Bild: An schlechten Tagen ist die taz eine „Zeit“ ohne Budget, schreibt uns…
Es gibt immer diesen befremdlichen Moment bei meinen Lesungen, wenn eine
sehr freundliche, grauhaarige Frau mit buntem Halstuch das Mikrofon
ergreift, um mich zu fragen: „Gab es jemanden in Ihrem Leben, der sie
besonders gefördert hat?“ An sich eine harmlose Frage, vielleicht etwas zu
persönlich, aber sie ließe sich durch eine geschickte Antwort ins
Poetologische verschieben: die Bücher von [1][Toni Morrison], die [2][Filme
von Pedro Almodóvar], die Lieder von Ahmet Kaya haben mich zu dem gemacht,
was ich bin. Eine Klugscheißer-Antwort, eine Nicht-Antwort eigentlich, die
Fragende würde sich aber nicht trauen nachzuhaken und stattdessen lächelnd,
insgeheim enttäuscht, nicken.
Was die Fragende vermutlich hören wollte: Meine Klassenlehrerin aus der
Siebten ermutigte mich, Geschichten zu schreiben! Unsere Nachbarin Gisela
hat mich immer zur Bibliothek gefahren! Die Mutter meiner Freundin Lisa gab
mir Hermann Hesse zu lesen! In dieser Vorstellung taucht plötzlich
irgendeine Deutsche bei mir auf und rettet mich aus der bildungsfernen
Unterschicht in die Welt des Schreibens. Ich weiß, es ist unfair der
Fragenden pauschal ein solches Interesse zu unterstellen, aber
erfahrungsgemäß erwartet das Publikum dann doch immer, dass man auch mal
vom guten Deutschen erzählt.
Trotzdem: Die Frage geht mir auf den Zeiger. Vielleicht weil sie offenlegt,
wie unwahrscheinlich es ist, dass ausgerechnet ich nun auf dieser Bühne
sitze und ich eigentlich die ganze Zeit über versuche, ebendiese Gedanken
wegzuschieben.
Das Schlimmste aber: Ich habe keine Antwort auf diese Frage, denn ich hatte
wirklich nie eine Gisela. Natürlich hatte ich Freund_innen, die mir zur
Seite standen, ich hatte eine Familie, die sich mir nie querstellte, ich
hatte hin und wieder eine Lehrerin, die meine Gedanken nicht grundsätzlich
falsch fand. Es gab aber tatsächlich sehr lange keinen Ort, an dem ich das
Gefühl hatte, mein Blick auf die Welt habe irgendeine Relevanz für andere.

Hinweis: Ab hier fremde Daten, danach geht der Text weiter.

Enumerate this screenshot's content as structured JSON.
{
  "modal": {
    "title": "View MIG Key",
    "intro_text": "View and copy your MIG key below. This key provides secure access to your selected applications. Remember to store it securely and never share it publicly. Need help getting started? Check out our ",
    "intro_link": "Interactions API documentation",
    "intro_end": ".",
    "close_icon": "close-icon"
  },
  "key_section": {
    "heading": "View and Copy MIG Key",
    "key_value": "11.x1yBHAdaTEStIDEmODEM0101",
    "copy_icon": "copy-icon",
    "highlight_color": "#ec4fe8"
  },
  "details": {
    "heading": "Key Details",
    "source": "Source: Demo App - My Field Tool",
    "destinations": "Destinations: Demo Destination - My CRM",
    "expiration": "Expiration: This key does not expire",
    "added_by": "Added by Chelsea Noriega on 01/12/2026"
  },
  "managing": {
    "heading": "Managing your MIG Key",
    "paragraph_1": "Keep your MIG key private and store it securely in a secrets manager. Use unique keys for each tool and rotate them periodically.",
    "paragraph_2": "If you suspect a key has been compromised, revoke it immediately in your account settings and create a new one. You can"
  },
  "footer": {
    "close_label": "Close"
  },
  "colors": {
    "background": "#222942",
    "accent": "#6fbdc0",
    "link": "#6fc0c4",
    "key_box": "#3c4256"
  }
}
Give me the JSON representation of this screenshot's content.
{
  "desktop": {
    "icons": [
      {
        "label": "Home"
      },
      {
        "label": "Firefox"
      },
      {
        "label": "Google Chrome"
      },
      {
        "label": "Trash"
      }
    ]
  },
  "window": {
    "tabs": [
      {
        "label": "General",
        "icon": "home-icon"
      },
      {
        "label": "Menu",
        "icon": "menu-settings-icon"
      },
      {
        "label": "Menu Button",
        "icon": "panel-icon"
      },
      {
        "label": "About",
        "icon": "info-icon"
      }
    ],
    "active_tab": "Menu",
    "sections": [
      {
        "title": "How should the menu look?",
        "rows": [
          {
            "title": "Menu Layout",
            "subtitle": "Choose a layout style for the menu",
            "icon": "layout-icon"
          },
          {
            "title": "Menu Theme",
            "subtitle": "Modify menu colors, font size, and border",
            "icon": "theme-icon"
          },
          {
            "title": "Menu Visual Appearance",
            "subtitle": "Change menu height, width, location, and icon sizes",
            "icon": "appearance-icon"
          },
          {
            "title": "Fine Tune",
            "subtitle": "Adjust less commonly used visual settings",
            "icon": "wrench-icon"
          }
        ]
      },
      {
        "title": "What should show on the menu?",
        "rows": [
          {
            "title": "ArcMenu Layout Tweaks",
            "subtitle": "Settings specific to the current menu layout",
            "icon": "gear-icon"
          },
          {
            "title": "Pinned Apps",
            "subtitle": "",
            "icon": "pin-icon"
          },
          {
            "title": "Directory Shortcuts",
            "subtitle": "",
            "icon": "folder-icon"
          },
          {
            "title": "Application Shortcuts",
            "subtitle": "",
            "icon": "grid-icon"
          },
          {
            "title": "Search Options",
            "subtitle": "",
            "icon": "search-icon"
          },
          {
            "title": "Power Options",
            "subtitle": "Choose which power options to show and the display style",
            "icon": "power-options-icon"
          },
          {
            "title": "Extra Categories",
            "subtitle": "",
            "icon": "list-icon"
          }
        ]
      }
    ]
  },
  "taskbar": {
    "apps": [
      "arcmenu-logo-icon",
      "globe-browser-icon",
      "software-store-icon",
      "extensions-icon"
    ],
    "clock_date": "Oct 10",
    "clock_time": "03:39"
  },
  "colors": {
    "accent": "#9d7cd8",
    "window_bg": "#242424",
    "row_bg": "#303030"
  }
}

Dann kam ich zur taz. Bewusst wird mir dieser Wendepunkt natürlich erst
jetzt, wo ich gehe.
## Streiten und schweigen
Ich kam zu dieser Zeitung vor elf Jahren als Praktikantin und verstand
sofort, dass ich hier mehr lernen würde als an jeder Journalistenschule.
Ich habe nie ein Volontariat absolviert, mir hat nie jemand erklärt, wie
man Tickermeldungen schreibt oder was eine gute Reportage ausmacht. Aber
ich weiß, wie man streitet. Ich kenne die Argumente, die ewigen
Fallstricke, die Dilemmas der deutschen Linken. Ich weiß, was sie triggert.
Ich habe gelernt, an welchem Punkt sich Streit nicht mehr lohnt und wann
ich unbedingt einen Standpunkt beziehen muss, weil mein Schweigen einem
Einverständnis gleichkäme. Denn wenn die taz eines besonders gut kann, dann
ist das: die eigenen Leute auf die Palme zu bringen.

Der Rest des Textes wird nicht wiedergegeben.